Academic struggles

Students come from a wide variety of educational backgrounds. Two main challenges for exchange students learning in an all-English environment are technical vocabulary words and the amount of homework in their American high schools. Students are required to maintain a “C” average in their courses, so if their grades start slipping, IECs and EF staff will need to provide guidance. You can help, too.

Education around the world

School systems vary greatly around the world and each of our students has had a unique educational experience. In most countries, students are placed in their classes and do not get to choose which courses they take. Outside of the US, it’s quite rare to have elective courses, exploratory options or for students to take classes “just for fun.” They often spend the entire day with the same group of students, in the same classroom, taking a pre-determined set of classes together. The concepts of selecting their classes, choosing electives and changing rooms for each class may be very new to them.

Learning in English

Going to an American high school may be the first time that your student will be learning entirely in English. Even straight-A students have a hard time adjusting to math, science and history lessons taught in their non-native language. Their challenge is doubled compared to their peers; not only do they have to keep up with the new material in class, they must do it while learning a completely new technical vocabulary.

“I wish my host family knew that the American education system is a lot different than in South Korea. In South Korea, the teachers are teaching, students are listening. We rarely ask questions.”

— Seoughun from South Korea

Homework and testing

School systems around the world differ from education in America in a variety of ways. In general, exchange students may not be used to the importance of regular homework, class participation or group work.

 

In America, it's common to have pop quizzes, mid-terms, nightly homework and weekly assignments. Final grades are determined, in most cases, by class participation, group projects, quizzes, tests and homework. Students may need to be reminded that every assignment is important and could impact their overall grade in the class.
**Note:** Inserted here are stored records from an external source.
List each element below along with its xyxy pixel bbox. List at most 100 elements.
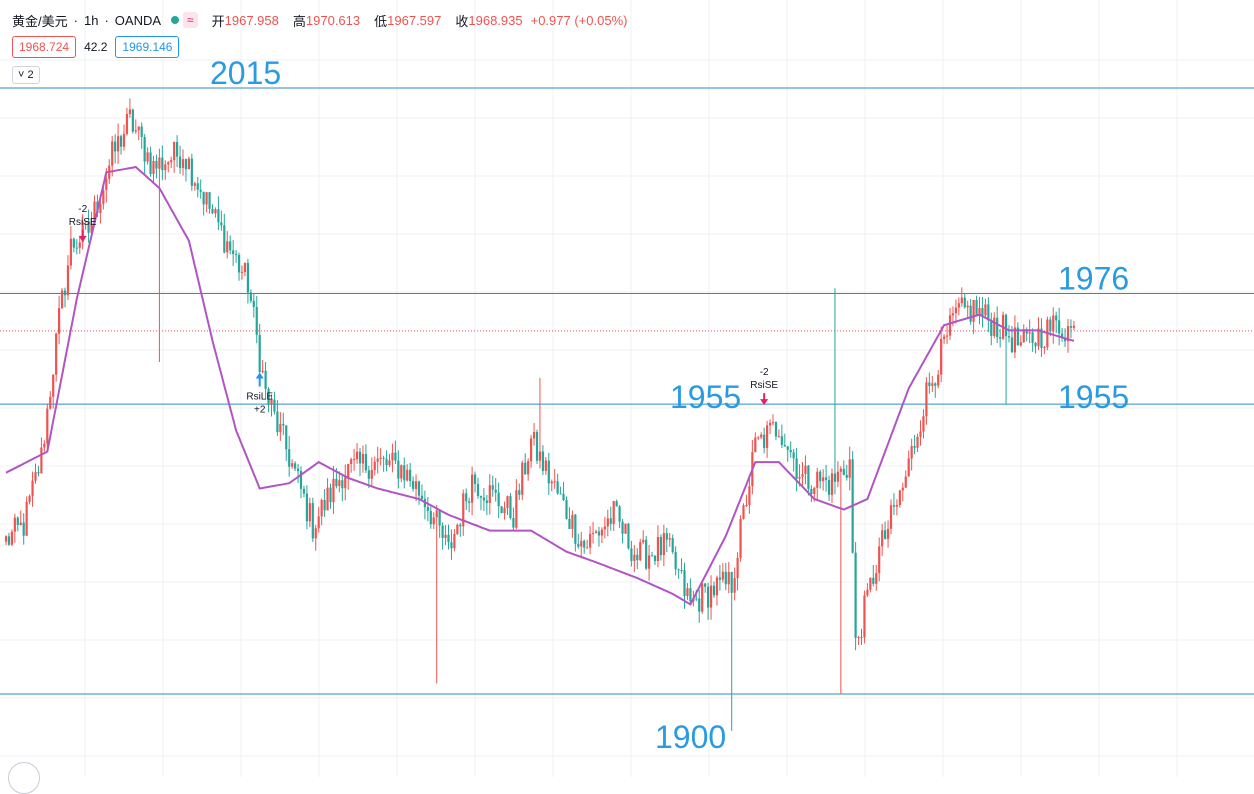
candle-body [884, 530, 887, 539]
candle-body [7, 536, 11, 545]
signal-value: +2 [254, 405, 266, 416]
candle-body [816, 471, 819, 488]
candle-body [462, 493, 465, 527]
candle-body [117, 136, 120, 152]
candle-body [701, 583, 704, 612]
candle-body [712, 585, 716, 596]
candle-body [60, 290, 64, 309]
candle-body [795, 458, 798, 479]
candle-body [524, 462, 527, 475]
candle-body [689, 588, 692, 602]
candle-body [264, 370, 267, 389]
candle-body [19, 522, 22, 525]
candle-body [1004, 314, 1008, 337]
candle-body [1028, 332, 1031, 334]
wave-icon[interactable]: ≈ [183, 12, 198, 28]
candle-body [937, 374, 940, 386]
candle-body [146, 152, 149, 162]
candle-body [748, 486, 751, 506]
candle-body [52, 374, 55, 397]
candle-body [488, 485, 491, 504]
candle-body [872, 577, 875, 584]
candle-body [479, 495, 483, 498]
price-chart[interactable]: -2 RsiSE RsiLE +2 -2 RsiSE 2015 1976 1955 1955 19… [0, 0, 1254, 777]
candle-body [311, 503, 314, 539]
candle-body [282, 423, 285, 426]
ask-price-box[interactable]: 1969.146 [115, 36, 180, 58]
candle-body [420, 495, 424, 499]
candle-body [768, 422, 772, 426]
candle-body [131, 109, 134, 132]
candle-body [391, 452, 394, 461]
candle-body [465, 493, 468, 502]
candle-body [220, 222, 223, 226]
candle-body [69, 238, 72, 266]
scroll-corner-button[interactable] [8, 762, 40, 794]
candle-body [400, 465, 403, 479]
candles [4, 98, 1075, 731]
candle-body [288, 449, 291, 467]
candle-body [777, 436, 780, 438]
candle-body [367, 470, 370, 479]
candle-body [798, 476, 801, 479]
candle-body [4, 536, 8, 542]
data-source[interactable]: OANDA [114, 12, 162, 28]
sell-arrow-head [760, 399, 769, 406]
candle-body [925, 382, 928, 417]
candle-body [562, 493, 565, 501]
candle-body [819, 471, 822, 482]
strategy-signals: -2 RsiSE RsiLE +2 -2 RsiSE [69, 204, 779, 416]
candle-body [825, 477, 828, 480]
candle-body [594, 531, 598, 533]
candle-body [84, 221, 87, 223]
candle-body [459, 524, 462, 527]
candle-body [58, 308, 61, 334]
candle-body [205, 192, 208, 205]
candle-body [792, 452, 795, 459]
candle-body [919, 431, 922, 437]
price-box-row: 1968.724 42.2 1969.146 [12, 36, 180, 58]
candle-body [945, 335, 949, 337]
candle-body [892, 505, 896, 507]
candle-body [630, 548, 633, 561]
candle-body [302, 488, 306, 494]
candle-body [857, 637, 860, 639]
candle-body [695, 598, 698, 600]
candle-body [1055, 315, 1058, 321]
signal-label: RsiSE [69, 217, 97, 228]
candle-body [31, 480, 34, 496]
candle-body [137, 126, 140, 131]
bid-price-box[interactable]: 1968.724 [12, 36, 77, 58]
candle-body [78, 242, 81, 248]
candle-body [99, 204, 102, 213]
candle-body [886, 528, 890, 539]
candle-body [167, 162, 170, 165]
moving-average-line [5, 165, 1075, 606]
level-label: 1955 [670, 379, 741, 415]
collapse-indicators-button[interactable]: ˅ 2 [12, 66, 40, 84]
candle-body [111, 141, 114, 166]
symbol-name[interactable]: 黄金/美元 [12, 13, 68, 29]
candle-body [715, 577, 719, 596]
candle-body [370, 469, 373, 479]
candle-body [246, 262, 249, 293]
candle-body [143, 136, 146, 162]
candle-body [848, 459, 851, 478]
candle-body [766, 425, 769, 448]
spread-value: 42.2 [84, 40, 108, 54]
candle-body [845, 474, 848, 478]
candle-body [565, 500, 568, 519]
candle-body [727, 571, 730, 585]
candle-body [1010, 337, 1014, 353]
candle-body [739, 519, 742, 558]
candle-body [934, 383, 937, 386]
candle-body [591, 532, 595, 534]
candle-body [429, 510, 432, 525]
candle-body [742, 505, 745, 520]
candle-body [170, 160, 173, 163]
sell-arrow-head [78, 235, 87, 242]
candle-body [291, 463, 294, 467]
candle-body [515, 490, 518, 528]
interval[interactable]: 1h [83, 12, 99, 28]
candle-body [55, 333, 58, 375]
Grading systems in other countries

In Sweden, for example, many grades are based on group projects meant to foster debate and collaborative thinking. Tests are less frequent and rarely have multiple-choice options. In Japan, students learn in a lecture-style format with only the teacher talking. Students are encouraged to be silent during class and graded solely on regular testing. In the Netherlands, students are given a set amount of work that they will be tested on at the end of the semester. They are expected to study independently and be prepared for an exam at the end of the term. Learn about the education style that your student is used to in order to best support them in their American high school.

How can you help

Case study: Academic struggles

Academic success is a crucial part of the exchange program and we want to see every student succeed. Here are some recommendations on helping students improve grades.

Support at school

Suggest that your student meet with their guidance counselor, advisor or teacher to identify where they are struggling. Many teachers offer extra help or study hall periods where students can receive individualized help. Encourage your student to utilize this study time whenever possible.

Support at home

Set appropriate study and homework habits such as specific times and locations. Provide a quiet place for your student to study and get their homework done without distractions.

 

Help your student get organized. Talk through assignments and due dates to make sure they understand what’s expected of them. Encourage them to focus on one big assignment per day to avoid feeling overwhelmed by many unfinished large projects.

External tools

Talk with your IEC about local support available. Many coordinators are aware of tutors in the area who have experience working with high school students. Please also ensure your student speaks with their parents in their home country about how they will cover the cost of these sessions.

Student perspective

Niko from Austria is spending his exchange in Utah. At his American high school, he is taking chemistry, geometry, English II, American government, ceramics and personal fitness. Niko is struggling to adjust to those classes being taught in English and is having a hard time keeping up with the amount of homework his teachers assign each day. He just had an important test in geometry, but it didn’t go well. He’s starting to worry because he’ll need to bring his American transcripts with him when he returns to Austria.

Host family perspective

Anthony has hosted eight students over the last 10 years. Although Niko is his first student from Austria, he is not the first student who has struggled with grades. Anthony knows that the school system in America is a lot different than what Niko is used to and that he’ll need to provide more structure and guidance for Niko to succeed here.

How they handled it

Anthony got his big whiteboard calendar from his home office and put it in the kitchen. After dinner one night, he had Niko write down all his upcoming test dates in red and his current homework in blue. They updated the calendar every night as Niko got new assignments or learned about another exam. It became a part of their evening routine. To help Niko focus on homework, Anthony told Niko that he would set aside time each night to keep the house quiet while Niko worked. He also said he could get Niko to school early once or twice a week to meet with his geometry and chemistry teachers. After a month of hard work, Niko had raised his grades and got a B+ on his next geometry test!